Rezension # 32

Peter Linebaugh & Marcus Rediker – Die vielköpfige Hydra – Die verborgene Geschichte des revolutionären Atlantiks
Sachbuch – Assoziation A – 2000, 2. Auflage 2022 – ISBN 978-3-935936-65-1

Dieses Werk lässt eine:n erst einmal sprachlos zurück, wenn die letzten Seiten umgeschlagen und die Danksagungen von Linebaugh und Rediker zu Ende sind.

Die beiden widmen sich auf diesen dichten, fast 400 Seiten der Geschichte der atlantischen Kolonisation und mehr noch den Widerständen dagegen. Im Mittelpunkt steht das britische Empire, von dem ausgehend die Kolonisation und der Aufstieg des frühen Kapitalismus forciert wurde. Dieses Buch behandelt in diesem zeitlichen Rahmen (frühes 17. Jh. bis zum beginnenden 19. Jh.) aber vor allem die Geschichte(n) der Enteigneten Europas, Afrikas und der Amerikas, der verschleppten, afrikanischen, versklavten Menschen, des städtischen, europäischen Proletariats, sowie der Natives in den Amerikas.

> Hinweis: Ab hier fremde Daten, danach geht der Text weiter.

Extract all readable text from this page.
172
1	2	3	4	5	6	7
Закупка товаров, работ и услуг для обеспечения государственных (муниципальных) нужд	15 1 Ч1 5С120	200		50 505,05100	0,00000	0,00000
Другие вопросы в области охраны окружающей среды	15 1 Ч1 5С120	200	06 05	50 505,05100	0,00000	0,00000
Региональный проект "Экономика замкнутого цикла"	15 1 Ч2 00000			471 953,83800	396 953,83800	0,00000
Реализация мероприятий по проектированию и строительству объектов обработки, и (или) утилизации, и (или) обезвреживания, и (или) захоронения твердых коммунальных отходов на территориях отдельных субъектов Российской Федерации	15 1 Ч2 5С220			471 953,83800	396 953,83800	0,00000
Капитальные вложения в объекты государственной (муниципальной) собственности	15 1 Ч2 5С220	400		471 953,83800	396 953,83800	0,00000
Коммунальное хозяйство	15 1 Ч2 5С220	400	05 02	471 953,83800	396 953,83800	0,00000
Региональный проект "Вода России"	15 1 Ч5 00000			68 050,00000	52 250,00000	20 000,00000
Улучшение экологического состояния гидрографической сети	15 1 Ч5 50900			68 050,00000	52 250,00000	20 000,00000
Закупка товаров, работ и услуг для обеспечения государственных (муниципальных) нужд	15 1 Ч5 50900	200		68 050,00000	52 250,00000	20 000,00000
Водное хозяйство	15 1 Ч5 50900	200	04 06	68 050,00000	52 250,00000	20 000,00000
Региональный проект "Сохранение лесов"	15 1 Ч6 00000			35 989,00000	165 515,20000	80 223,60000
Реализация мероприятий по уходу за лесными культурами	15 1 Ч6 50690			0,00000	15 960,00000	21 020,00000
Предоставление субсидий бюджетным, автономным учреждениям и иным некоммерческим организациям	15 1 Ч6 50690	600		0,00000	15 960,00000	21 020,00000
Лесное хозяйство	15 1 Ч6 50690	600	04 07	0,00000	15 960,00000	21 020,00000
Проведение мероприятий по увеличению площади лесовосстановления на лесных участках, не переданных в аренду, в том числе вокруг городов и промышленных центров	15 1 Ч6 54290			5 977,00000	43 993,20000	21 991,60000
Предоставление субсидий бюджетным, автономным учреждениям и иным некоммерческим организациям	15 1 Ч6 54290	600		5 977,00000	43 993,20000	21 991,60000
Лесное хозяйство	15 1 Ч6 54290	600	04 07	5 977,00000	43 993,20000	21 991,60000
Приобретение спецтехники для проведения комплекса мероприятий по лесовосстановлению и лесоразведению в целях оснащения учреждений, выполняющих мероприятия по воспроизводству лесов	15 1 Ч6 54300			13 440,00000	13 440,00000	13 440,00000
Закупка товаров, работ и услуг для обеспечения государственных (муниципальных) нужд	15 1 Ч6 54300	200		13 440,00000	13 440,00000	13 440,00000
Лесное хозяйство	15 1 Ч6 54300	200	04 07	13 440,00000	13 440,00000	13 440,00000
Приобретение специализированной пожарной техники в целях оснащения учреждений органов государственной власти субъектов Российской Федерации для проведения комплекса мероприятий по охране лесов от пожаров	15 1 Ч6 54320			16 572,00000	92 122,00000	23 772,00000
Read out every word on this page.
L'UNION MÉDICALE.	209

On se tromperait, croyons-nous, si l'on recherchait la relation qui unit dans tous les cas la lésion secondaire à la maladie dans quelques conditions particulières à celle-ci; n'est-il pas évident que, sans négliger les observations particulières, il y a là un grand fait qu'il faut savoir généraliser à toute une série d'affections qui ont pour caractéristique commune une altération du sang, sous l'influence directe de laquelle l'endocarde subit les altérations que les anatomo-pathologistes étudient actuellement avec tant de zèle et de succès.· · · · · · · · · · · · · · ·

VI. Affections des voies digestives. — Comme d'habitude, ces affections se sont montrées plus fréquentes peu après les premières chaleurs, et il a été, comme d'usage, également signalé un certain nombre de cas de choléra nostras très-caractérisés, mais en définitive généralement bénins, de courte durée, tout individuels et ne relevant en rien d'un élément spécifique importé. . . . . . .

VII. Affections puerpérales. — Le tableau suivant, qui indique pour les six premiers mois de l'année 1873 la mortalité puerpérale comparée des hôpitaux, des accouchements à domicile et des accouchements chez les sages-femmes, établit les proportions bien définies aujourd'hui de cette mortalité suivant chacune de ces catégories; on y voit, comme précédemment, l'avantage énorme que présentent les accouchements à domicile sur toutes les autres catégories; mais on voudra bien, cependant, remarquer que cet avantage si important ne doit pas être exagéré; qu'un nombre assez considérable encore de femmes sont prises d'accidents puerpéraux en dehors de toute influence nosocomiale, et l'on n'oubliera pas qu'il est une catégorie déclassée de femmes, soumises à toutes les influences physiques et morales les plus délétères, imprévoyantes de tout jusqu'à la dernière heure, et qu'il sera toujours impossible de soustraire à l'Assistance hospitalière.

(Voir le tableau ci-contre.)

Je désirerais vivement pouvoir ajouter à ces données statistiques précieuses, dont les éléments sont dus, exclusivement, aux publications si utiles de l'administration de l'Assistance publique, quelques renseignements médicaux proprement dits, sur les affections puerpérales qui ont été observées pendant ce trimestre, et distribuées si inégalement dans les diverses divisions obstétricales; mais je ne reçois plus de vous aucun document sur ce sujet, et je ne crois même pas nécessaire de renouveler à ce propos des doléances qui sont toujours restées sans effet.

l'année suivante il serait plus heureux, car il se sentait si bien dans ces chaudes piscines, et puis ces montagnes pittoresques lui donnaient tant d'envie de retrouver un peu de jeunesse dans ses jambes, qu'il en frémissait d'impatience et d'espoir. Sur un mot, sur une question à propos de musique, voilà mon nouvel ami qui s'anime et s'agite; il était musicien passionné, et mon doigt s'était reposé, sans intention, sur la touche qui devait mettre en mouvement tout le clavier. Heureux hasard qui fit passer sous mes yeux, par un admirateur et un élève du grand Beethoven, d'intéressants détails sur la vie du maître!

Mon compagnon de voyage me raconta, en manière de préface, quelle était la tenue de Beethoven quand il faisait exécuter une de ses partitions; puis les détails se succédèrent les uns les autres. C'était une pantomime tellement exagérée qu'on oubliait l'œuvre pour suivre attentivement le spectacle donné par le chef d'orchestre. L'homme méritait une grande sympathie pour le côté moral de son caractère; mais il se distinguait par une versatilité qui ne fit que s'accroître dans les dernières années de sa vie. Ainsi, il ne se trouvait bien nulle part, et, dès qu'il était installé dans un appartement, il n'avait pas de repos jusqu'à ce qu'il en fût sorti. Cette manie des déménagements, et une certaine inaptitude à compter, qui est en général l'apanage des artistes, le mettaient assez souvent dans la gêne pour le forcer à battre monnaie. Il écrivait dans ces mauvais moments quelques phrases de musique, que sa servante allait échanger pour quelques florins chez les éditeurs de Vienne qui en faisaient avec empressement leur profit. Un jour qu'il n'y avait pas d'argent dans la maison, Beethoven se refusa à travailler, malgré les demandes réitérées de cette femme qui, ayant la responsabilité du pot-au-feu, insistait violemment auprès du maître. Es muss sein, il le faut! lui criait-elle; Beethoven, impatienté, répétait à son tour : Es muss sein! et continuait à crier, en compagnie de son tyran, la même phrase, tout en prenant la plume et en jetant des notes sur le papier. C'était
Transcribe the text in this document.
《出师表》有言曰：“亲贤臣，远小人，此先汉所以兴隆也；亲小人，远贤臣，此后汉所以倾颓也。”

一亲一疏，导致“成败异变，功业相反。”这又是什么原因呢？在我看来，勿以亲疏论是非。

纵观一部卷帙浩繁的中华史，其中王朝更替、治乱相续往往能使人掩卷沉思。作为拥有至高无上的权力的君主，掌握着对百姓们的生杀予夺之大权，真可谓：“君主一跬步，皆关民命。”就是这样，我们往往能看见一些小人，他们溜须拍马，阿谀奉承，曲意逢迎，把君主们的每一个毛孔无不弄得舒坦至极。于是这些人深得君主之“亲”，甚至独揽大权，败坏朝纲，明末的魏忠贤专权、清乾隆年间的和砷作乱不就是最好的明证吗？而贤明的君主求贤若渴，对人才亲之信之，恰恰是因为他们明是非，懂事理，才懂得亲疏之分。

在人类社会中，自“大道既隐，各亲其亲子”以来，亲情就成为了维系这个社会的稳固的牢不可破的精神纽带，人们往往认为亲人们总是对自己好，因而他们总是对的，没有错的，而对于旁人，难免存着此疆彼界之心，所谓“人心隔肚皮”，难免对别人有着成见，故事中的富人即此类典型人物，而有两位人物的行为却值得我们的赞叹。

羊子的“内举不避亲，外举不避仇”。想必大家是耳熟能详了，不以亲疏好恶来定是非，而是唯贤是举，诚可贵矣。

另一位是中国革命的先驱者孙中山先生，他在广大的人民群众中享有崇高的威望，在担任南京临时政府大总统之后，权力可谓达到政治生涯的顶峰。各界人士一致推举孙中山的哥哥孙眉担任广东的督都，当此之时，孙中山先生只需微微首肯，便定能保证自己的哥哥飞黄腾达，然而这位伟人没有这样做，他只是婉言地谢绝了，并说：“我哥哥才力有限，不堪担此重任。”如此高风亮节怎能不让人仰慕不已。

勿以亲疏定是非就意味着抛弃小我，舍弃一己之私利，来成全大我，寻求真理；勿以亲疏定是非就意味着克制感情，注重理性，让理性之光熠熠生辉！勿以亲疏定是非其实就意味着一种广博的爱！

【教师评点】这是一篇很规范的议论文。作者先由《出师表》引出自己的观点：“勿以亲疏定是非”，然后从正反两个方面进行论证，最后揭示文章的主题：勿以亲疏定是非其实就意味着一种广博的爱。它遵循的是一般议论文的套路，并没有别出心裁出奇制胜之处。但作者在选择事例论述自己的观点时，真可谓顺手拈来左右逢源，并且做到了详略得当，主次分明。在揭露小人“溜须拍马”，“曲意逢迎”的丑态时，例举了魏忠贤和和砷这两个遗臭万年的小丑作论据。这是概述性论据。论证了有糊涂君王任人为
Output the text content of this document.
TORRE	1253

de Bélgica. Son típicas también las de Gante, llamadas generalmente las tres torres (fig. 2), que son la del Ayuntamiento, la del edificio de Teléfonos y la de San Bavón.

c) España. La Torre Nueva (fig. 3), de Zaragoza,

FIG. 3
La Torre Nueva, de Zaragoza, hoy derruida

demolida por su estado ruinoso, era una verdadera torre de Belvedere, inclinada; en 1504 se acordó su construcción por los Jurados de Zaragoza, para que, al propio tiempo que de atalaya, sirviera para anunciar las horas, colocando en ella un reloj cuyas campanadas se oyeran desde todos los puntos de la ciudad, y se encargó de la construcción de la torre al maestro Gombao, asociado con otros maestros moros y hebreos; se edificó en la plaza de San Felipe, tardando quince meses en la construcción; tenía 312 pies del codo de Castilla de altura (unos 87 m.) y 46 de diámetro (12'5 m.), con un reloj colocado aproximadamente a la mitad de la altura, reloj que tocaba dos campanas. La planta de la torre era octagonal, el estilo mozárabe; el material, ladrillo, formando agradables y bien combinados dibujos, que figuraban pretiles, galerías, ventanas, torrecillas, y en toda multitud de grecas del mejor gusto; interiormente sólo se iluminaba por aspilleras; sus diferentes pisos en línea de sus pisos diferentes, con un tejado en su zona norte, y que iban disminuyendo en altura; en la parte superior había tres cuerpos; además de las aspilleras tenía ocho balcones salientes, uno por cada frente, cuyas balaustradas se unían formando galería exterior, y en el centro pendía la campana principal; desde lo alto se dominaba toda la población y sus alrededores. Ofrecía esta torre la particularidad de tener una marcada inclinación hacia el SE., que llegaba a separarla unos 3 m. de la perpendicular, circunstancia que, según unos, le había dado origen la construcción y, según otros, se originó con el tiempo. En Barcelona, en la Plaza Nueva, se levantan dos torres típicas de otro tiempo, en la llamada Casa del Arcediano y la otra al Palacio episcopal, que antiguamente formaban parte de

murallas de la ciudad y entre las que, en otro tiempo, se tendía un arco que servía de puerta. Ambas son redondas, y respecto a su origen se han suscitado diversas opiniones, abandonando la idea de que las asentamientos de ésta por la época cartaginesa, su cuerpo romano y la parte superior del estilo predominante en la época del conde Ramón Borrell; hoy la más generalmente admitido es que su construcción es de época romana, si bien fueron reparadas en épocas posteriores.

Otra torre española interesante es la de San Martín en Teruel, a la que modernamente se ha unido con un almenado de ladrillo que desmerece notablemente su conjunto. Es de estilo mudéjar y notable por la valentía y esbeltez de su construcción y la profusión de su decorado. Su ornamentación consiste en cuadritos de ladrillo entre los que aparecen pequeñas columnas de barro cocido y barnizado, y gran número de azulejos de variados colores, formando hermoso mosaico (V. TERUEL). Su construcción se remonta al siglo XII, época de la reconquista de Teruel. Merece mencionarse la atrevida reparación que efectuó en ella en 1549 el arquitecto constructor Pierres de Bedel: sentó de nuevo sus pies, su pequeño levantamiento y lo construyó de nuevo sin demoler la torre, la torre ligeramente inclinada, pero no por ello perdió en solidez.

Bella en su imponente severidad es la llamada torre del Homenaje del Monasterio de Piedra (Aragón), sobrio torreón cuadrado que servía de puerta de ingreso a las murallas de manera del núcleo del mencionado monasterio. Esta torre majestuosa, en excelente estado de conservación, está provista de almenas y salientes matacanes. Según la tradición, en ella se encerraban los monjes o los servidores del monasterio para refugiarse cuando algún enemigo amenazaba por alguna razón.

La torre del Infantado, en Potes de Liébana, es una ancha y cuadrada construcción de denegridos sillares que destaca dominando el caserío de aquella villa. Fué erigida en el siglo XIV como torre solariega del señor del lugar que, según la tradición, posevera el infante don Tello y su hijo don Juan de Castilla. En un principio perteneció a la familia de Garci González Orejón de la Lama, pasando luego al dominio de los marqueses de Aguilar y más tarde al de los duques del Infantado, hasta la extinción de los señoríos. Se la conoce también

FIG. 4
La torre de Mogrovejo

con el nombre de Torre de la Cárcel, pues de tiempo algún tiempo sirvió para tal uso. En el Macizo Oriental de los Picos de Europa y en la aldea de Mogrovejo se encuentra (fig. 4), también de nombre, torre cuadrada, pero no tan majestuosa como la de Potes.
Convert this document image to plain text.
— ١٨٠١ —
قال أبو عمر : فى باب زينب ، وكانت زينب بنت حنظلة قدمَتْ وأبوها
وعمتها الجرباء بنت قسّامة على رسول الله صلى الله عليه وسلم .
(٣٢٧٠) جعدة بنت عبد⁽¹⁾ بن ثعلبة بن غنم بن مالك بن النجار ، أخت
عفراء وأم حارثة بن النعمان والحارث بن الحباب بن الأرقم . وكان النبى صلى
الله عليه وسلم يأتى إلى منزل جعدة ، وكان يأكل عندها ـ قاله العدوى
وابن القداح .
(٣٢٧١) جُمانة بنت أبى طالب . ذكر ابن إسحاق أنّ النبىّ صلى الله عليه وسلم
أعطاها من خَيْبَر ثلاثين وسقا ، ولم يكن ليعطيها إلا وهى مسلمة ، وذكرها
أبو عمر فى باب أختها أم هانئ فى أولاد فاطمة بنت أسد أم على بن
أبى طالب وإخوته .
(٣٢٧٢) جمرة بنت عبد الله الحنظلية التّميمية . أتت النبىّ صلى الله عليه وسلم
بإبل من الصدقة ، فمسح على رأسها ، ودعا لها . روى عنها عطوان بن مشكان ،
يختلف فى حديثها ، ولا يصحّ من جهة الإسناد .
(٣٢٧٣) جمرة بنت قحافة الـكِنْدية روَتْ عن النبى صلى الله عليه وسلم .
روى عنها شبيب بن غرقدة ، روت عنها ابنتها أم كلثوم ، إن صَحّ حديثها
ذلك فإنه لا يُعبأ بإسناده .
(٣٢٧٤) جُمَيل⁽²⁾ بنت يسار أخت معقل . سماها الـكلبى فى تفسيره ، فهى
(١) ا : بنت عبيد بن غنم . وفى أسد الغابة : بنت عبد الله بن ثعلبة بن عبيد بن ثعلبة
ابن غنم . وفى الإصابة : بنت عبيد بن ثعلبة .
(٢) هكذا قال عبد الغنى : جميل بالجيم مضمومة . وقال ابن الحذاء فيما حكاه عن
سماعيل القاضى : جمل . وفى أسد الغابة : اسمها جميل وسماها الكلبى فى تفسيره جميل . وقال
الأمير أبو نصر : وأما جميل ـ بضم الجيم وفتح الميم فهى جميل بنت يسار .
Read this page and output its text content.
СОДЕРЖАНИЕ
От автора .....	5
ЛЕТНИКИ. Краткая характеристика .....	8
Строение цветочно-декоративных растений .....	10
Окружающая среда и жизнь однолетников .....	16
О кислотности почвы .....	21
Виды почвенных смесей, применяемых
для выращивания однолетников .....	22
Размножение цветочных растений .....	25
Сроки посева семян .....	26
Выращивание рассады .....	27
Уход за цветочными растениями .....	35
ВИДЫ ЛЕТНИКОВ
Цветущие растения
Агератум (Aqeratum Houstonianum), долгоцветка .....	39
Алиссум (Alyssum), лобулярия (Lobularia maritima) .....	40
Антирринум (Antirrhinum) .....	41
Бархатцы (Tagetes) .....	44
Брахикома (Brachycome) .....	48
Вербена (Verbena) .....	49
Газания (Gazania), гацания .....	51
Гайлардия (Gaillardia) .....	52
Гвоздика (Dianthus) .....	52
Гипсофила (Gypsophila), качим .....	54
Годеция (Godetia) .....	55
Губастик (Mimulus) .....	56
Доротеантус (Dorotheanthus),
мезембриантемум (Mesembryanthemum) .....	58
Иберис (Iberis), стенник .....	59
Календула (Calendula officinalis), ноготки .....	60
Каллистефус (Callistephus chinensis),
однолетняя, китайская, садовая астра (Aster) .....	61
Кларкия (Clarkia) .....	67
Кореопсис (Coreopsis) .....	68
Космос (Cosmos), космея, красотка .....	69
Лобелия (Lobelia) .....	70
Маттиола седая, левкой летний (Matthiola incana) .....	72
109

Von ihnen ging eine revoltierende Kraft gegen die überbordende Gewalt aus, die in der Standardgeschichtsschreibung nur am Rande Erwähnung findet. Dieses Werk zeigt die kooperativen Formen der Widerständigkeiten auf, bei der Herkunft, Hautfarbe oder Geschlecht keine bestimmende Rolle spielten.

Das Buch ist gut strukturiert, beginnend mit einem Schiffbruch im Jahre 1609, der bezeichnend war für die Kraft des Widerstands. Des Weiteren wird der historische Rahmen bestimmt. Die Begrifflichkeiten der Holzhauers und Wasserträgers werden in Kontext gesetzt, ebenso wie der politische Hintergrund der Einhegungen in Britannien.

Jedes Kapitel ist in verständliche Unterkapitel eingeteilt, die hin und wieder eine Reise rund um den Atlantik machen und sich eines bestimmten Themas von den unterschiedlichen (räumlichen) Perspektiven annähern.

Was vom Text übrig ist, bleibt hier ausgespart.